Status:
Inactive
Updated:
March 29, 2022

Bryan Independent School District

Filing date
2013-02-20
Case type
Direct Representation
Location
Texas

Bryan Independent School District's use of school resource officers to issue criminal sanctions for a range of minor student misbehavior unlawfully impacts African-American students, who are "cited" at a rate four times that of other students, according to a complaint filed by attorneys with Texas Appleseed, NAACP Legal Defense Fund and the National Center for Youth Law.

This federal civil rights complaint was filed with the U.S. Department of Education, Office for Civil Rights (OCR), on behalf of African-American students in Bryan Independent School District in Bryan, Texas, who are disproportionately harmed by the district’s policy of issuing Class C misdemeanor tickets for “Disruption of Class” and “Disorderly Conduct-Language” (profanity) as a response to relatively minor misbehavior. Before the advent of campus policing, such behavior was typically handled through school-based interventions—but now children as young as 12 years old are labeled as criminals, simply for engaging in normal teenage and pre-adolescent behavior.
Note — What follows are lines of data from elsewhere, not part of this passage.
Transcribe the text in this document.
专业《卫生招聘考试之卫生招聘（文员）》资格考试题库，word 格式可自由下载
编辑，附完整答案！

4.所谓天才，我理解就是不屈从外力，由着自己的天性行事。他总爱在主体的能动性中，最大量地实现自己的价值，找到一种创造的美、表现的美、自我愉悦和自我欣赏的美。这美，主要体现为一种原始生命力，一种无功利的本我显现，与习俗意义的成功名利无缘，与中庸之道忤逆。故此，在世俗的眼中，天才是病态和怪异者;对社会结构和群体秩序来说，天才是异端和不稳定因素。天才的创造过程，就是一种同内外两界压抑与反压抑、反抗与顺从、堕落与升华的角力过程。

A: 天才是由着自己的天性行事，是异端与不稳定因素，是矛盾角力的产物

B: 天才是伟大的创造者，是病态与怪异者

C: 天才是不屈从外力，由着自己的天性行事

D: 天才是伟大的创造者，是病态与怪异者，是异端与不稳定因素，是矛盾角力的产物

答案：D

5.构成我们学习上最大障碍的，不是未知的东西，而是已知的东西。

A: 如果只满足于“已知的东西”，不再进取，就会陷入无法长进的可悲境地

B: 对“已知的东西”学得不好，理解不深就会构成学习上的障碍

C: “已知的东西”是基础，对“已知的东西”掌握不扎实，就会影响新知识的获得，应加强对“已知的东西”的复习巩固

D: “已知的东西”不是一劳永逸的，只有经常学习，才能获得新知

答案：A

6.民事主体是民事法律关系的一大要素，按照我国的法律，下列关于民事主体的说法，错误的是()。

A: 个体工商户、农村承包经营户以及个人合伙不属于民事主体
Bryan ISD’s policy results in stark racial disparities. While African-American students comprise less than 25% of the students in Bryan public schools, they received more than half of all Class C tickets issued over the last three school years. African-American students are four times more likely to receive a ticket for “Disruption of Class” or “Disorderly Conduct-Language” (profanity) compared to other students.